Dobbiamo chiederci: oltre al Management, di chi altri è
la responsabilità per le lacune, insufficienze e quant’altro
palesate nella sfilza dei controlli? E’ mai possibile
che nessuno ha capito che i cc.dd. “Bilanci consolidati
di Gruppo” erano costruiti con lo scanner di comunissimi
Computers?
Un prima risposta, a mio avviso “onesta ed illuminante”,
la si può ricavare dal passaggio testuale contenuto
nella Relazione di rito per l’anno 2003, letta nelle
Aule Parlamentari dal Presidente della Commissione Nazionale
per le Società e la Borsa (CONSOB), ove fra l’altro
è detto:
“”I potenziali conflitti tra i diversi interessi
possono portare gli intermediari a incentivare collocamenti
obbligazionari da parte di società o gruppi nei confronti
dei quali non ritengono di incrementare la propria esposizione.””
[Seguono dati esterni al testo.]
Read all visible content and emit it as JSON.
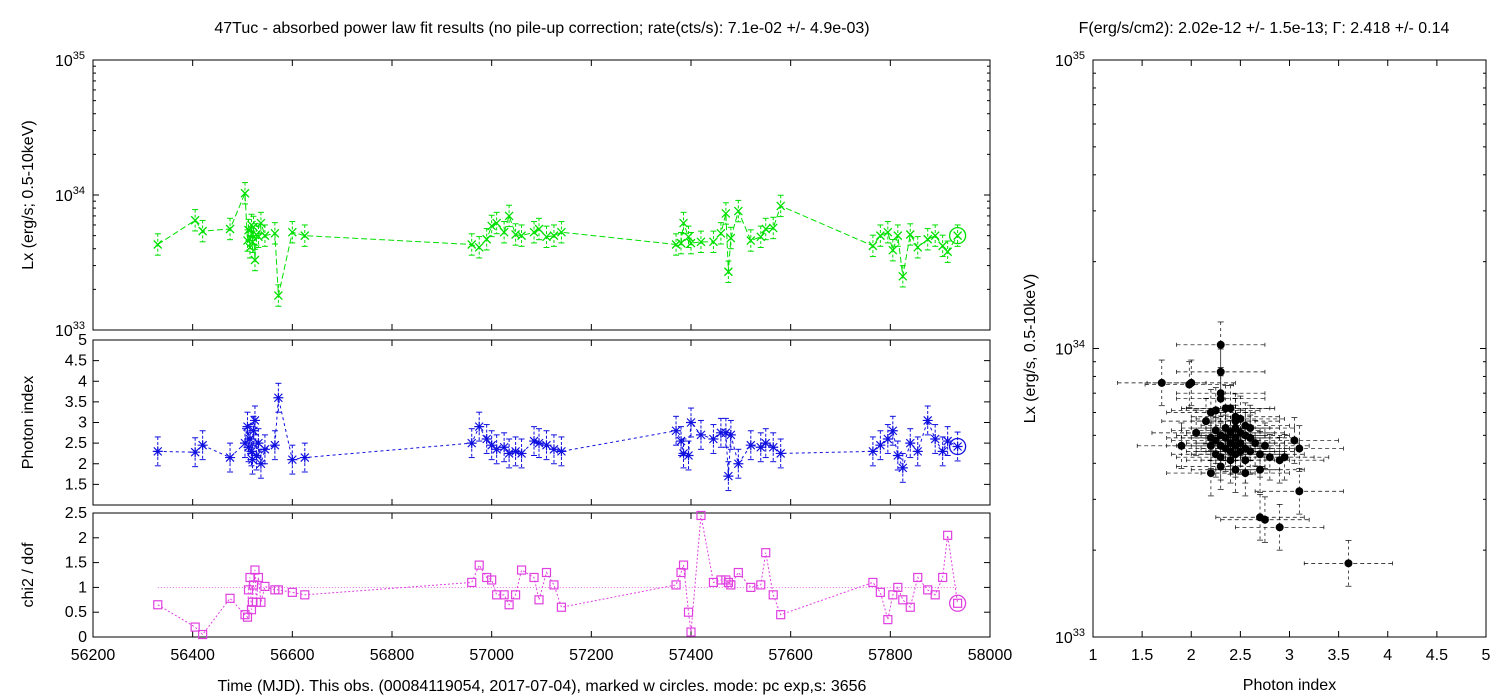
{
  "title_left": "47Tuc  - absorbed power law fit results (no pile-up correction; rate(cts/s): 7.1e-02 +/- 4.9e-03)",
  "title_right": "F(erg/s/cm2): 2.02e-12 +/- 1.5e-13; Γ: 2.418 +/- 0.14",
  "xlabel_bottom": "Time (MJD). This obs. (00084119054, 2017-07-04), marked w circles. mode: pc exp,s: 3656",
  "colors": {
    "lx": "#00e000",
    "gamma": "#1010e0",
    "chi2": "#e040e0",
    "scatter": "#000000"
  },
  "chart_data": [
    {
      "id": "lx_vs_time",
      "type": "scatter",
      "ylabel": "Lx (erg/s; 0.5-10keV)",
      "yscale": "log",
      "xlim": [
        56200,
        58000
      ],
      "ylim": [
        1e+33,
        1e+35
      ],
      "yticks": [
        {
          "base": "10",
          "exp": "33"
        },
        {
          "base": "10",
          "exp": "34"
        },
        {
          "base": "10",
          "exp": "35"
        }
      ],
      "marker": "x",
      "series": [
        {
          "x": [
            56330,
            56405,
            56420,
            56475,
            56505,
            56510,
            56512,
            56515,
            56518,
            56520,
            56522,
            56525,
            56528,
            56532,
            56537,
            56545,
            56565,
            56572,
            56600,
            56625,
            56960,
            56975,
            56990,
            57000,
            57010,
            57025,
            57035,
            57048,
            57060,
            57085,
            57095,
            57110,
            57125,
            57140,
            57370,
            57380,
            57385,
            57395,
            57400,
            57420,
            57445,
            57460,
            57470,
            57475,
            57480,
            57495,
            57520,
            57540,
            57550,
            57565,
            57580,
            57765,
            57780,
            57795,
            57805,
            57815,
            57825,
            57840,
            57855,
            57875,
            57890,
            57905,
            57915,
            57935
          ],
          "y": [
            4.3e+33,
            6.5e+33,
            5.4e+33,
            5.6e+33,
            1.03e+34,
            4.6e+33,
            5.5e+33,
            4.1e+33,
            6e+33,
            4.5e+33,
            5.8e+33,
            3.3e+33,
            5.1e+33,
            4.9e+33,
            6.2e+33,
            5e+33,
            5.2e+33,
            1.8e+33,
            5.3e+33,
            5e+33,
            4.3e+33,
            4.1e+33,
            4.7e+33,
            5.9e+33,
            6.2e+33,
            5.3e+33,
            7e+33,
            5.1e+33,
            5e+33,
            5.3e+33,
            5.6e+33,
            4.9e+33,
            5e+33,
            5.3e+33,
            4.3e+33,
            4.4e+33,
            6.2e+33,
            4.9e+33,
            4.4e+33,
            4.5e+33,
            4.5e+33,
            5.2e+33,
            7.3e+33,
            2.7e+33,
            4.8e+33,
            7.6e+33,
            4.6e+33,
            4.9e+33,
            5.6e+33,
            5.7e+33,
            8.3e+33,
            4.2e+33,
            5e+33,
            5.3e+33,
            3.9e+33,
            5e+33,
            2.5e+33,
            5.1e+33,
            4.1e+33,
            4.7e+33,
            5e+33,
            4.2e+33,
            3.8e+33,
            5e+33
          ],
          "err_frac": 0.2
        }
      ],
      "current_obs": {
        "x": 57935,
        "y": 5e+33
      }
    },
    {
      "id": "gamma_vs_time",
      "type": "scatter",
      "ylabel": "Photon index",
      "xlim": [
        56200,
        58000
      ],
      "ylim": [
        1,
        5
      ],
      "yticks": [
        "1.5",
        "2",
        "2.5",
        "3",
        "3.5",
        "4",
        "4.5",
        "5"
      ],
      "marker": "star",
      "series": [
        {
          "x": [
            56330,
            56405,
            56420,
            56475,
            56505,
            56510,
            56512,
            56515,
            56518,
            56520,
            56522,
            56525,
            56528,
            56532,
            56537,
            56545,
            56565,
            56572,
            56600,
            56625,
            56960,
            56975,
            56990,
            57000,
            57010,
            57025,
            57035,
            57048,
            57060,
            57085,
            57095,
            57110,
            57125,
            57140,
            57370,
            57380,
            57385,
            57395,
            57400,
            57420,
            57445,
            57460,
            57470,
            57475,
            57480,
            57495,
            57520,
            57540,
            57550,
            57565,
            57580,
            57765,
            57780,
            57795,
            57805,
            57815,
            57825,
            57840,
            57855,
            57875,
            57890,
            57905,
            57915,
            57935
          ],
          "y": [
            2.3,
            2.28,
            2.45,
            2.15,
            2.5,
            2.9,
            2.4,
            2.6,
            2.3,
            2.1,
            2.8,
            3.05,
            2.2,
            2.5,
            2.0,
            2.35,
            2.45,
            3.6,
            2.1,
            2.15,
            2.5,
            2.9,
            2.6,
            2.45,
            2.35,
            2.4,
            2.25,
            2.3,
            2.25,
            2.55,
            2.5,
            2.45,
            2.35,
            2.3,
            2.8,
            2.55,
            2.25,
            2.2,
            3.0,
            2.7,
            2.6,
            2.75,
            2.75,
            1.7,
            2.7,
            2.0,
            2.45,
            2.4,
            2.5,
            2.4,
            2.25,
            2.3,
            2.45,
            2.6,
            2.8,
            2.2,
            1.9,
            2.5,
            2.3,
            3.05,
            2.6,
            2.3,
            2.55,
            2.418
          ],
          "err": 0.35
        }
      ],
      "current_obs": {
        "x": 57935,
        "y": 2.418
      }
    },
    {
      "id": "chi2_vs_time",
      "type": "scatter",
      "ylabel": "chi2 / dof",
      "xlabel": "Time (MJD). This obs. (00084119054, 2017-07-04), marked w circles. mode: pc exp,s: 3656",
      "xlim": [
        56200,
        58000
      ],
      "ylim": [
        0,
        2.5
      ],
      "yticks": [
        "0",
        "0.5",
        "1",
        "1.5",
        "2",
        "2.5"
      ],
      "xticks": [
        "56200",
        "56400",
        "56600",
        "56800",
        "57000",
        "57200",
        "57400",
        "57600",
        "57800",
        "58000"
      ],
      "marker": "square",
      "reference_line": 1,
      "series": [
        {
          "x": [
            56330,
            56405,
            56420,
            56475,
            56505,
            56510,
            56512,
            56515,
            56518,
            56520,
            56522,
            56525,
            56528,
            56532,
            56537,
            56545,
            56565,
            56572,
            56600,
            56625,
            56960,
            56975,
            56990,
            57000,
            57010,
            57025,
            57035,
            57048,
            57060,
            57085,
            57095,
            57110,
            57125,
            57140,
            57370,
            57380,
            57385,
            57395,
            57400,
            57420,
            57445,
            57460,
            57470,
            57475,
            57480,
            57495,
            57520,
            57540,
            57550,
            57565,
            57580,
            57765,
            57780,
            57795,
            57805,
            57815,
            57825,
            57840,
            57855,
            57875,
            57890,
            57905,
            57915,
            57935
          ],
          "y": [
            0.65,
            0.2,
            0.05,
            0.78,
            0.45,
            0.4,
            0.95,
            1.2,
            0.55,
            0.7,
            1.05,
            1.35,
            0.7,
            1.2,
            0.7,
            1.02,
            0.95,
            0.95,
            0.9,
            0.85,
            1.1,
            1.45,
            1.2,
            1.15,
            0.85,
            0.85,
            0.65,
            0.85,
            1.35,
            1.2,
            0.75,
            1.3,
            1.05,
            0.6,
            1.05,
            1.3,
            1.45,
            0.5,
            0.1,
            2.45,
            1.1,
            1.15,
            1.15,
            1.1,
            1.05,
            1.3,
            1.0,
            1.05,
            1.7,
            0.85,
            0.45,
            1.1,
            0.9,
            0.35,
            0.85,
            1.0,
            0.75,
            0.6,
            1.2,
            0.95,
            0.85,
            1.2,
            2.05,
            0.68
          ],
          "err": 0
        }
      ],
      "current_obs": {
        "x": 57935,
        "y": 0.68
      }
    },
    {
      "id": "lx_vs_gamma",
      "type": "scatter",
      "xlabel": "Photon index",
      "ylabel": "Lx (erg/s, 0.5-10keV)",
      "yscale": "log",
      "xlim": [
        1,
        5
      ],
      "ylim": [
        1e+33,
        1e+35
      ],
      "xticks": [
        "1",
        "1.5",
        "2",
        "2.5",
        "3",
        "3.5",
        "4",
        "4.5",
        "5"
      ],
      "yticks": [
        {
          "base": "10",
          "exp": "33"
        },
        {
          "base": "10",
          "exp": "34"
        },
        {
          "base": "10",
          "exp": "35"
        }
      ],
      "marker": "dot",
      "points": [
        [
          2.3,
          10.3
        ],
        [
          2.3,
          8.3
        ],
        [
          1.7,
          7.6
        ],
        [
          1.98,
          7.5
        ],
        [
          2.0,
          7.6
        ],
        [
          2.3,
          7.0
        ],
        [
          2.3,
          6.7
        ],
        [
          2.35,
          6.2
        ],
        [
          2.2,
          6.0
        ],
        [
          2.25,
          6.1
        ],
        [
          2.4,
          6.2
        ],
        [
          2.45,
          5.8
        ],
        [
          2.5,
          5.7
        ],
        [
          2.6,
          5.3
        ],
        [
          2.15,
          5.6
        ],
        [
          2.45,
          5.6
        ],
        [
          2.55,
          5.4
        ],
        [
          2.35,
          5.3
        ],
        [
          2.45,
          5.3
        ],
        [
          2.25,
          5.2
        ],
        [
          2.05,
          5.1
        ],
        [
          2.4,
          5.1
        ],
        [
          2.5,
          5.1
        ],
        [
          2.55,
          5.0
        ],
        [
          2.3,
          5.0
        ],
        [
          2.2,
          4.9
        ],
        [
          2.35,
          4.9
        ],
        [
          2.45,
          4.9
        ],
        [
          2.6,
          4.9
        ],
        [
          2.25,
          4.8
        ],
        [
          3.05,
          4.8
        ],
        [
          2.4,
          4.7
        ],
        [
          2.5,
          4.7
        ],
        [
          2.65,
          4.7
        ],
        [
          1.9,
          4.6
        ],
        [
          2.2,
          4.6
        ],
        [
          2.3,
          4.6
        ],
        [
          2.45,
          4.6
        ],
        [
          2.75,
          4.6
        ],
        [
          2.35,
          4.5
        ],
        [
          2.55,
          4.5
        ],
        [
          3.1,
          4.5
        ],
        [
          2.4,
          4.4
        ],
        [
          2.5,
          4.4
        ],
        [
          2.6,
          4.4
        ],
        [
          2.25,
          4.3
        ],
        [
          2.45,
          4.3
        ],
        [
          2.7,
          4.3
        ],
        [
          2.8,
          4.2
        ],
        [
          2.3,
          4.2
        ],
        [
          2.95,
          4.2
        ],
        [
          2.4,
          4.1
        ],
        [
          2.55,
          4.1
        ],
        [
          2.9,
          4.1
        ],
        [
          2.3,
          3.9
        ],
        [
          2.45,
          3.8
        ],
        [
          2.7,
          3.8
        ],
        [
          2.2,
          3.7
        ],
        [
          2.55,
          3.7
        ],
        [
          3.1,
          3.2
        ],
        [
          2.7,
          2.6
        ],
        [
          2.9,
          2.4
        ],
        [
          3.6,
          1.8
        ],
        [
          2.75,
          2.55
        ]
      ],
      "y_multiplier": 1e+33,
      "x_err": 0.45,
      "y_err_frac": 0.2
    }
  ]
}
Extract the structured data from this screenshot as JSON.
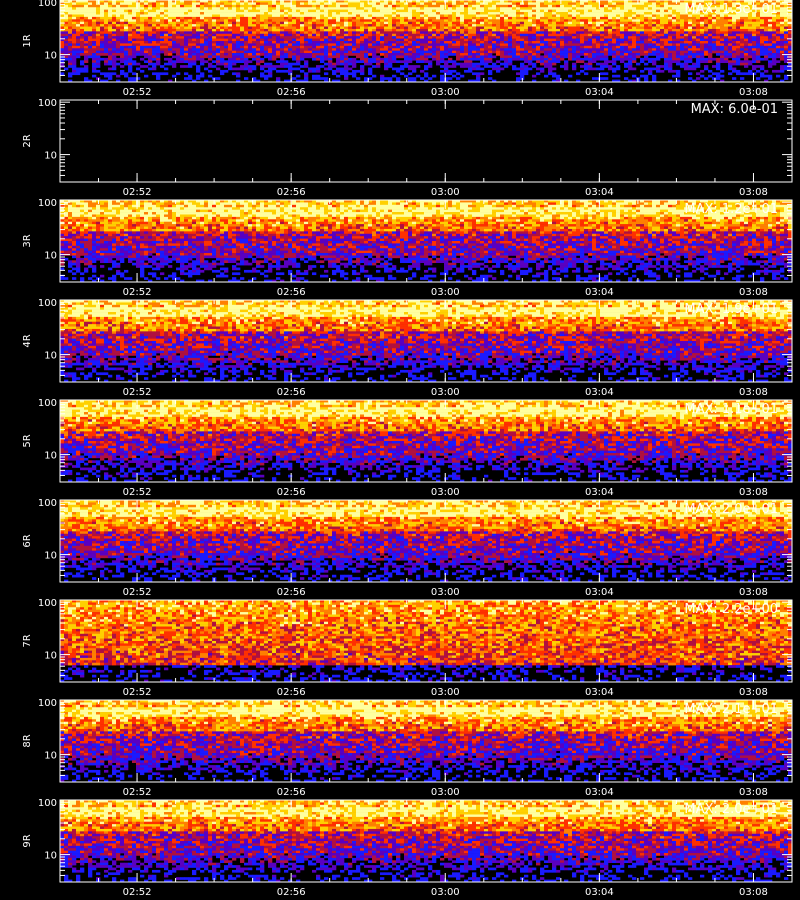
{
  "chart_data": {
    "type": "heatmap",
    "subtype": "stacked spectrograms",
    "y_scale": "log",
    "ylim": [
      3,
      110
    ],
    "y_ticks": [
      {
        "value": 10,
        "label": "10"
      },
      {
        "value": 100,
        "label": "100"
      }
    ],
    "x_range": [
      "02:50",
      "03:09"
    ],
    "x_ticks": [
      "02:52",
      "02:56",
      "03:00",
      "03:04",
      "03:08"
    ],
    "colors": [
      "#000000",
      "#1a1aff",
      "#5a00c0",
      "#b01040",
      "#ff3000",
      "#ff8000",
      "#ffd000",
      "#ffffa0"
    ],
    "panels": [
      {
        "id": "1R",
        "ylabel": "1R",
        "max_label": "MAX: 1.3e+01",
        "max": 13.0,
        "empty": false
      },
      {
        "id": "2R",
        "ylabel": "2R",
        "max_label": "MAX: 6.0e-01",
        "max": 0.6,
        "empty": true
      },
      {
        "id": "3R",
        "ylabel": "3R",
        "max_label": "MAX: 1.2e+01",
        "max": 12.0,
        "empty": false
      },
      {
        "id": "4R",
        "ylabel": "4R",
        "max_label": "MAX: 1.9e+01",
        "max": 19.0,
        "empty": false
      },
      {
        "id": "5R",
        "ylabel": "5R",
        "max_label": "MAX: 1.1e+01",
        "max": 11.0,
        "empty": false
      },
      {
        "id": "6R",
        "ylabel": "6R",
        "max_label": "MAX: 2.0e+01",
        "max": 20.0,
        "empty": false
      },
      {
        "id": "7R",
        "ylabel": "7R",
        "max_label": "MAX: 2.2e+00",
        "max": 2.2,
        "empty": false
      },
      {
        "id": "8R",
        "ylabel": "8R",
        "max_label": "MAX: 2.1e+01",
        "max": 21.0,
        "empty": false
      },
      {
        "id": "9R",
        "ylabel": "9R",
        "max_label": "MAX: 2.0e+01",
        "max": 20.0,
        "empty": false
      }
    ]
  }
}
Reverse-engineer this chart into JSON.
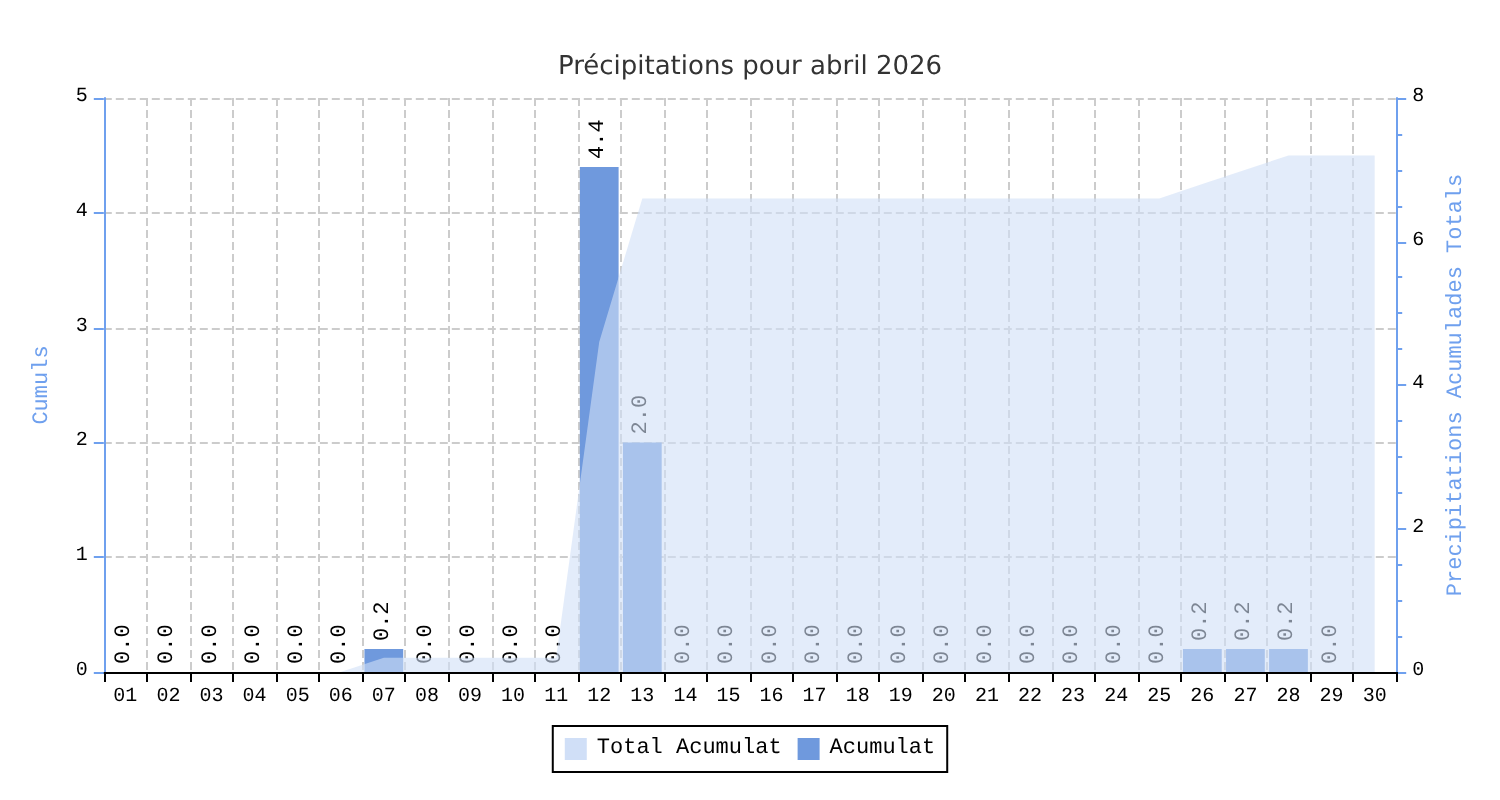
{
  "chart_data": {
    "type": "bar",
    "title": "Précipitations pour abril 2026",
    "ylabel": "Cumuls",
    "y2label": "Precipitations Acumulades Totals",
    "categories": [
      "01",
      "02",
      "03",
      "04",
      "05",
      "06",
      "07",
      "08",
      "09",
      "10",
      "11",
      "12",
      "13",
      "14",
      "15",
      "16",
      "17",
      "18",
      "19",
      "20",
      "21",
      "22",
      "23",
      "24",
      "25",
      "26",
      "27",
      "28",
      "29",
      "30"
    ],
    "series": [
      {
        "name": "Total Acumulat",
        "type": "area",
        "axis": "y2",
        "color": "#d0dff7",
        "values": [
          0,
          0,
          0,
          0,
          0,
          0,
          0.2,
          0.2,
          0.2,
          0.2,
          0.2,
          4.6,
          6.6,
          6.6,
          6.6,
          6.6,
          6.6,
          6.6,
          6.6,
          6.6,
          6.6,
          6.6,
          6.6,
          6.6,
          6.6,
          6.8,
          7.0,
          7.2,
          7.2,
          7.2
        ]
      },
      {
        "name": "Acumulat",
        "color": "#6f99dd",
        "values": [
          0,
          0,
          0,
          0,
          0,
          0,
          0.2,
          0,
          0,
          0,
          0,
          4.4,
          2.0,
          0,
          0,
          0,
          0,
          0,
          0,
          0,
          0,
          0,
          0,
          0,
          0,
          0.2,
          0.2,
          0.2,
          0,
          null
        ],
        "value_labels": [
          "0.0",
          "0.0",
          "0.0",
          "0.0",
          "0.0",
          "0.0",
          "0.2",
          "0.0",
          "0.0",
          "0.0",
          "0.0",
          "4.4",
          "2.0",
          "0.0",
          "0.0",
          "0.0",
          "0.0",
          "0.0",
          "0.0",
          "0.0",
          "0.0",
          "0.0",
          "0.0",
          "0.0",
          "0.0",
          "0.2",
          "0.2",
          "0.2",
          "0.0",
          null
        ]
      }
    ],
    "ylim": [
      0,
      5
    ],
    "yticks": [
      0,
      1,
      2,
      3,
      4,
      5
    ],
    "y2lim": [
      0,
      8
    ],
    "y2ticks": [
      0,
      2,
      4,
      6,
      8
    ],
    "grid": true,
    "legend": "bottom"
  }
}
Alla luce dei disastri finanziari vissuti, possiamo dire
subito e, forse con maggiore precisione, che:
• Il conflitto di interessi nel mondo bancario, non
è stato solo potenziale, bensì concreto e permanente;
• Il collocamento delle obbligazioni emesse sul mercato
mobiliare dalla Cirio, Parmalat, Giacomelli etc., non è
stato solo incentivato, ma anche promosso e sponsorizzato
nei confronti ed in danno dei piccoli risparmiatori, in genere
clienti delle stesse Banche; d’altronde, le medesime
obbligazioni, per le stesse ragioni scoperte successivamente,
non avrebbero certamente potuto trovare investitori istituzionali,
nazionali o esteri, in modo particolare nelle grandi Banche
d’affari;
• Le Banche, scegliendo il “prestito obbligazionario”
al “merito creditizio”, hanno di fatto rinunciato
alla verifica attenta e ponderata circa la veridicità
delle scritture contabili obbligatorie, primo fra tutte del
Bilancio di Esercizio, contribuendo, non sappiamo ancora quanto
passivamente, ad alimentare la dimensione dell’enorme
danno patrimoniale perpetrato in danno della collettività;
• Così facendo, hanno trasferito di fatto i rischi
dell’investimento obbligazionario sull’ignaro
risparmiatore, beneficiando, di converso, del duplice effetto
positivo ottenuto tanto dalle commissioni per il servizio
prestato (opera di collocazione del prodotto finanziario),
ovvero, quale obiettivo sicuramente più ambito, quello
di “rientrare” dalle diverse e già ragguardevoli
esposizioni.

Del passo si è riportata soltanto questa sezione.